Traversing a Colorado mountain pass during a storm in the dead of winter is a harrowing experience. Drivers with white knuckles and gritted teeth navigate through howling winds and sheets of snow that obscure the surrounding mountain peaks, not to mention the road they’re driving on.
For Colorado Department of Transportation (CDOT) road maintenance workers, it’s an every-day challenge. One such crew, composed of plow drivers, snowblower operators and loader operators, takes on Monarch Pass, a stretch of Hwy. 50 between Salida and Gunnison, which only remains navigable year-round due to their commitment.
The crew works odd hours through the heaviest whiteout blizzard conditions. And, currently, the plow driver team is severely understaffed.
Right now, they are working with only three full-time drivers, said Matt Bennett, the CDOT maintenance foreman who supervises operations over Monarch Pass. A full roster would include four full-timers and up to five seasonal workers.
When a winter storm hits, Bennett said it is all hands on deck to keep the road safe. The trio work long, irregular hours that are dictated primarily by the erratic high alpine weather. If a storm continues to layer the pass with snow for days on end, the crew will work for as long as it’s necessary.

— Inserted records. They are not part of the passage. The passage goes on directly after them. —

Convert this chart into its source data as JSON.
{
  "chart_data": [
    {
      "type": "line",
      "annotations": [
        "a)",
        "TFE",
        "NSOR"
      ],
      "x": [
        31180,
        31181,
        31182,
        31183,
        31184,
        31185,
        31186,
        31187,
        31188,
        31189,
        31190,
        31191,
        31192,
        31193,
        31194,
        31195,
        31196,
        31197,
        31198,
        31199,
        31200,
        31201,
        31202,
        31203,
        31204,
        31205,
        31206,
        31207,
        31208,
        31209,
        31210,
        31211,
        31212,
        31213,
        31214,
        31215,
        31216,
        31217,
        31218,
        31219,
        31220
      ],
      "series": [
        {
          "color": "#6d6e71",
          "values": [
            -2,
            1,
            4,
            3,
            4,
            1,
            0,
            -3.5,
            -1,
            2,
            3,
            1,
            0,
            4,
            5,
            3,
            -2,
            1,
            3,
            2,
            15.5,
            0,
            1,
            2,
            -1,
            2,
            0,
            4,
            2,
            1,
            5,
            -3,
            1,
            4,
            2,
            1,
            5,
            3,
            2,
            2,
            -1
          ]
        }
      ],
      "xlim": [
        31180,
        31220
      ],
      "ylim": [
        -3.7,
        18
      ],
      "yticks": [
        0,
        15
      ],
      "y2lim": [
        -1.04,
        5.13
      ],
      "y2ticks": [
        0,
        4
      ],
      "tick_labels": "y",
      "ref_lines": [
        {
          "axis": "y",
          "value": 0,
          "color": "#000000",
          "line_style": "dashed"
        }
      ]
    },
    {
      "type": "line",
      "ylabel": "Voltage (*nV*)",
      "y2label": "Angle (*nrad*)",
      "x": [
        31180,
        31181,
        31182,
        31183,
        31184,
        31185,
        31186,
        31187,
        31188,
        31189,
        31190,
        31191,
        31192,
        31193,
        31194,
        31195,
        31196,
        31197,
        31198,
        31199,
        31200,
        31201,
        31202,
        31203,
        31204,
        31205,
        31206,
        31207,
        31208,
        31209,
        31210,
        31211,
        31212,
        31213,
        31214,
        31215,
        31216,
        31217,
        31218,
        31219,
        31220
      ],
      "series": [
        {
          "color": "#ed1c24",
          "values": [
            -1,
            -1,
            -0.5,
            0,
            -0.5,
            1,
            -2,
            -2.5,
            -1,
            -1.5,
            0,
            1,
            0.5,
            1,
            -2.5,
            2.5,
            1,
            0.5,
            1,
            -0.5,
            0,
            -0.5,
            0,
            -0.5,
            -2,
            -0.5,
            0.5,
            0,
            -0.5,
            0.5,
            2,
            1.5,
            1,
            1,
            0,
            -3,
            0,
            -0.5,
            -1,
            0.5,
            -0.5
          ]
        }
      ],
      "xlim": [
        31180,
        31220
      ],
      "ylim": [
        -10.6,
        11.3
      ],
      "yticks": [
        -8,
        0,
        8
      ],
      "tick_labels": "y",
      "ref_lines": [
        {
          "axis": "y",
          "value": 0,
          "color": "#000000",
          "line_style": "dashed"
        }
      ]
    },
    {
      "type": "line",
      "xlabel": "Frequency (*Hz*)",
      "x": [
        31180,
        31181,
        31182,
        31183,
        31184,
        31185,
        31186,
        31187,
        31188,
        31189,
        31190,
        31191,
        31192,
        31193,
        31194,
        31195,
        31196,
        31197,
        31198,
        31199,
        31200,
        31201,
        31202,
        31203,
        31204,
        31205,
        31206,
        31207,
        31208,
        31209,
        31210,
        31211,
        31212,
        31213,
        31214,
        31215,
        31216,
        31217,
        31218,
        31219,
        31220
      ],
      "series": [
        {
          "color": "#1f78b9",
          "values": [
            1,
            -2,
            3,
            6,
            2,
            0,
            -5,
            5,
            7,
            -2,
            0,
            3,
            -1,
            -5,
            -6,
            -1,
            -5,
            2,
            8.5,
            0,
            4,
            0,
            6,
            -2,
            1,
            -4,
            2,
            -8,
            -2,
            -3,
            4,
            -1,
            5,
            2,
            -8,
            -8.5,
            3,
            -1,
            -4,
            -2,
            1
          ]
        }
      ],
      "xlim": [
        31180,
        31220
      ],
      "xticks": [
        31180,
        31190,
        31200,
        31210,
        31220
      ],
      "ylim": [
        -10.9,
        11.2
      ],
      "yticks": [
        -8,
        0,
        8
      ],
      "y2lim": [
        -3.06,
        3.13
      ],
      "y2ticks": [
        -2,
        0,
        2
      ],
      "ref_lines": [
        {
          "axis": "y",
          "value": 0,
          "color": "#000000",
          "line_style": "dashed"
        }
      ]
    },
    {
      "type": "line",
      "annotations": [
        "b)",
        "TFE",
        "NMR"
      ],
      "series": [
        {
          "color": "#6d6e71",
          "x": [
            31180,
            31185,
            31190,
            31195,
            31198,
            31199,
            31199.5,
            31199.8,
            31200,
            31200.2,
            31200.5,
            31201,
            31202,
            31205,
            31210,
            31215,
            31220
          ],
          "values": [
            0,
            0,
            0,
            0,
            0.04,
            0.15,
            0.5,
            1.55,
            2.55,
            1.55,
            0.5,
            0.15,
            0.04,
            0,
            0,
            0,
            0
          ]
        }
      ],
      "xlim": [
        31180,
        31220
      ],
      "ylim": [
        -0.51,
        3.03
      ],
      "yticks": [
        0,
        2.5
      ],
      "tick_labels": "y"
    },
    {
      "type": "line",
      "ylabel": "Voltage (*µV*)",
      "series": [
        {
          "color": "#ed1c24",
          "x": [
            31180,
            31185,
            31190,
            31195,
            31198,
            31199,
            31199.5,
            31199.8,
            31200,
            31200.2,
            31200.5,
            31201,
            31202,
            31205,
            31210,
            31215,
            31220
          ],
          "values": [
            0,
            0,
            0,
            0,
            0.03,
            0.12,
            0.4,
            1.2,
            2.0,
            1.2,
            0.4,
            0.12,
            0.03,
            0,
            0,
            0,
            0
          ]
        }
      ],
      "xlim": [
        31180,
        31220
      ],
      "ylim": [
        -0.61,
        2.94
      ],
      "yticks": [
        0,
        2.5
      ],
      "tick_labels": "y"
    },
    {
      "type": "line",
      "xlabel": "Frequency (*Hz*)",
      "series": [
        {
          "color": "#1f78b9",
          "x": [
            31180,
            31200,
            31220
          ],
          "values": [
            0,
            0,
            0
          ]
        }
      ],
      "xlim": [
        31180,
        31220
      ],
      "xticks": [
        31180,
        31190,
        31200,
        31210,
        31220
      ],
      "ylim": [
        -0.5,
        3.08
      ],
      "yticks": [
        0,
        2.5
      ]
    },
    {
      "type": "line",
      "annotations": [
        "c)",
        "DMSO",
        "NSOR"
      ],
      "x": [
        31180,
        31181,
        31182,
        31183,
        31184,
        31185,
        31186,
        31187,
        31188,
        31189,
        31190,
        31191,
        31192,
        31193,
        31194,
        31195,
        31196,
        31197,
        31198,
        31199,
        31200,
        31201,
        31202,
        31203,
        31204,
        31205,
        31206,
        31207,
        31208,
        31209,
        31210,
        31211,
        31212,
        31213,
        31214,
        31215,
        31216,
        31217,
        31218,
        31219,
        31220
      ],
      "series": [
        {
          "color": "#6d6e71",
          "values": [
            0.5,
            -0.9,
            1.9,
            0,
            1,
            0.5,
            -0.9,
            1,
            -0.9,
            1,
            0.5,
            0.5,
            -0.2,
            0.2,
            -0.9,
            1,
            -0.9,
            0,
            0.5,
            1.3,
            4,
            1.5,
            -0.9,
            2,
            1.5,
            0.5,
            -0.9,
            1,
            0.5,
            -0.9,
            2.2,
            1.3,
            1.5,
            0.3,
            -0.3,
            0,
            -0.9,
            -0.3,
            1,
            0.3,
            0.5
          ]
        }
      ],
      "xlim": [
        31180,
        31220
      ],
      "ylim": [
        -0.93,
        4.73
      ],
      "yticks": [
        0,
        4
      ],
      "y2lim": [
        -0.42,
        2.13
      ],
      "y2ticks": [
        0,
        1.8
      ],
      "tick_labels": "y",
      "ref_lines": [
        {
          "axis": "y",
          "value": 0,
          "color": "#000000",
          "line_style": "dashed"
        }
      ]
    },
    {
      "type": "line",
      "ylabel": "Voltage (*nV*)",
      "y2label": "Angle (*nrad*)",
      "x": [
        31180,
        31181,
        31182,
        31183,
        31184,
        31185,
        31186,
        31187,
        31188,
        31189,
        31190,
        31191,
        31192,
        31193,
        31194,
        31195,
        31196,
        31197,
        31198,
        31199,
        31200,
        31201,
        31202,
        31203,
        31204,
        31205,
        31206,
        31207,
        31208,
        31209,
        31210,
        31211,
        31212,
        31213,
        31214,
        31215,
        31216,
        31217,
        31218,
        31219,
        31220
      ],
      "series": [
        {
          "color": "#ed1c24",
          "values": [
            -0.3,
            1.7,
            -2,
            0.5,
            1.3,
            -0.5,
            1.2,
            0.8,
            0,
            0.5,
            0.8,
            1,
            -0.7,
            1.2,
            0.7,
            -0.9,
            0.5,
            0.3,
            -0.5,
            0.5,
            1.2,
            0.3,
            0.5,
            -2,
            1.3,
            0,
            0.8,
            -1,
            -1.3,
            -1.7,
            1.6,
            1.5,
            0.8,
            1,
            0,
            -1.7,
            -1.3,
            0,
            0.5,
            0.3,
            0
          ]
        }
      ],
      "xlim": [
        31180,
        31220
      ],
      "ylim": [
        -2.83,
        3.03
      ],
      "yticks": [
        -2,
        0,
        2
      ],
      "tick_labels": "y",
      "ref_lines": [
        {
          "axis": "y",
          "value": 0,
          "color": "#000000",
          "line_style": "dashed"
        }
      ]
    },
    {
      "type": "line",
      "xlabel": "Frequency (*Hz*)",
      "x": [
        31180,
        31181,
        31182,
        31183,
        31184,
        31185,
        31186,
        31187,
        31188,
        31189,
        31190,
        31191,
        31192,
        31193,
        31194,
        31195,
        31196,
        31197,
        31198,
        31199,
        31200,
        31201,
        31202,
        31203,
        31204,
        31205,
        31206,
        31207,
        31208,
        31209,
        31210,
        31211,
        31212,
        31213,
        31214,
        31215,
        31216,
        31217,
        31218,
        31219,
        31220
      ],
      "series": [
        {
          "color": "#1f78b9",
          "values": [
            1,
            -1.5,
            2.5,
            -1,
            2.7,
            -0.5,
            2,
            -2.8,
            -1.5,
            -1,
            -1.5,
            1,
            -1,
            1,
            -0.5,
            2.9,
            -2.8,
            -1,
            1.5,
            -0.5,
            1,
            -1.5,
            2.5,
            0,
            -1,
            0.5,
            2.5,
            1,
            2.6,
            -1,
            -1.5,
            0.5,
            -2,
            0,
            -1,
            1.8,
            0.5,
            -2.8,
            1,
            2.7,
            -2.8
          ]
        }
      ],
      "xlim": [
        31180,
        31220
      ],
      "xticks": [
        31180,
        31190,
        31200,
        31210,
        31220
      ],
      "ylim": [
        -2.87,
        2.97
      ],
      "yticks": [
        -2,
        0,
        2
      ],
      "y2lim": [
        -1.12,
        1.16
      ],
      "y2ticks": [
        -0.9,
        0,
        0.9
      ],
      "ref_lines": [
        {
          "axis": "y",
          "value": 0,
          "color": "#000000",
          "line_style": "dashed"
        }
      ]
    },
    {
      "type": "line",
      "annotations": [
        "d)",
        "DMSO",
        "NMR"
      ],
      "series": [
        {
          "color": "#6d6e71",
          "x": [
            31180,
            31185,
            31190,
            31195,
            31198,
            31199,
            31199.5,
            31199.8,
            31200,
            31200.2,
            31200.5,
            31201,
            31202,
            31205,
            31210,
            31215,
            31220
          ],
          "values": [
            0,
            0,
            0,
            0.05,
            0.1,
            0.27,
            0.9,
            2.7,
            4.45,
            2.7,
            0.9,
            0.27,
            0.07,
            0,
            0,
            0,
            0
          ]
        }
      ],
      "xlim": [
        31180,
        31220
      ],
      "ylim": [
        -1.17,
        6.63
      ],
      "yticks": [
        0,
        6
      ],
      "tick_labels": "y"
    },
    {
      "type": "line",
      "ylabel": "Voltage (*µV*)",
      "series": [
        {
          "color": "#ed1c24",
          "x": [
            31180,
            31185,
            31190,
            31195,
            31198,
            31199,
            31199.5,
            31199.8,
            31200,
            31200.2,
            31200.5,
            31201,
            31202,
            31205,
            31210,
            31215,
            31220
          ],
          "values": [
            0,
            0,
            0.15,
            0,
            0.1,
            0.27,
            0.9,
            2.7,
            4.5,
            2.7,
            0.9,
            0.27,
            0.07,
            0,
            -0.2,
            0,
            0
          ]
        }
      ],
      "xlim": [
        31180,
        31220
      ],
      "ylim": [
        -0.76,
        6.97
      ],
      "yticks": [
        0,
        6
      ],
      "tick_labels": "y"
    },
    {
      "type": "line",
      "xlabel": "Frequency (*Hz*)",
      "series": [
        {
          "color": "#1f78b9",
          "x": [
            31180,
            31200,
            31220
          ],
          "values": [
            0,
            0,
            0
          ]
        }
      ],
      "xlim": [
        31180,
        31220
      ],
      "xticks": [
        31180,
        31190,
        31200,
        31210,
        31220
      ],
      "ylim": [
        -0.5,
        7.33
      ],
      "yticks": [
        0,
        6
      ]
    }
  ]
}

“I mean, they do pay overtime, but overtime gets old,” Bennett said. “Nice for the pocketbook but you ain’t got a life sometimes in the winter.”
Despite the sometimes fierce conditions, the strategy to keep roads clear is fairly straightforward. Plow drivers clear the main road of ice and snow, and then drop gravel mixed with a magnesium chloride product called “Torch.”
The snowblower — an industrial-sized version of what many people use at home — driven by a heavy equipment operator, then works slowly along the highway shoulders, throwing the snow the plows left behind up onto the steep hillsides lining the road. The loader, a large tractor, moves between pull-offs and parking areas, pushing snow into piles. A lone mechanic is also on call, day and night, to fix any of the machines should they break down.
It’s a delicate equilibrium between efficiency and safety, Bennett said. The driver’s cockpit of a plow looks like a spaceship, with a dozen blinking buttons and several joysticks. These controls give the operator the ability to adjust the angle, pressure and spacing of its plows.
Most of the CDOT plows are equipped with a “wing extension”, a smaller plow that hangs off the side of the truck to catch snow from the main plow. Bennett said it’s a balancing act to “maintain float”, a process of pushing as much snow off the road as possible without catching the asphalt or hitting a guardrail. Bennett said he has that sweet spot pretty much perfected after so many years driving a plow.
The things that really concern him are the ones he doesn’t have control over. For example, at night, a seemingly mild storm can quickly ramp up in intensity reducing the visibility to zero.
“At times you actually can’t even see what’s in front of your plow. I mean, there are times you absolutely have no idea what’s out there and you just pray,” he said. “That’s the most dangerous part of [the job] in my opinion because you can’t tell where you’re going… but you learn the road and learn what to look for.”
And after 18 years working on Monarch Pass, Bennett knows every dip and bend of that particular stretch of highway. That, combined with plastic ‘delineators’ — poles with reflectors on top that stick up out of the snow on either side of the road — mean he can usually navigate in all but the worst conditions.
Darryl Wilson, a daytime plow driver, has 22 years working on the pass. New hire Chris Feather, the nighttime driver, has only 18 months under his belt. Until taking the job with CDOT, he worked as a short-haul trucker, driving semi-trucks around the Four Corners area. One of his most traveled routes was the one between Salida and Gunnison.
For all of the plow drivers, the nature of the job allows them to nurture unique passions.
Wilson works overtime in the winter so he can travel the national golf circuit in the summer. Bennett had a previous career as a farrier and spends his summers competing in local ranch rodeos. Feather is a born driver. He grew up wanting to drive trucks and said he doesn’t mind the night shift.
The thing everyone on the crew has in common is an intense work ethic and a commitment to the job.
“When we’re shorthanded I have to give it to these guys,” he said. “They’re good workers, the ones that we do have, they’re dependable and they don’t mind working.”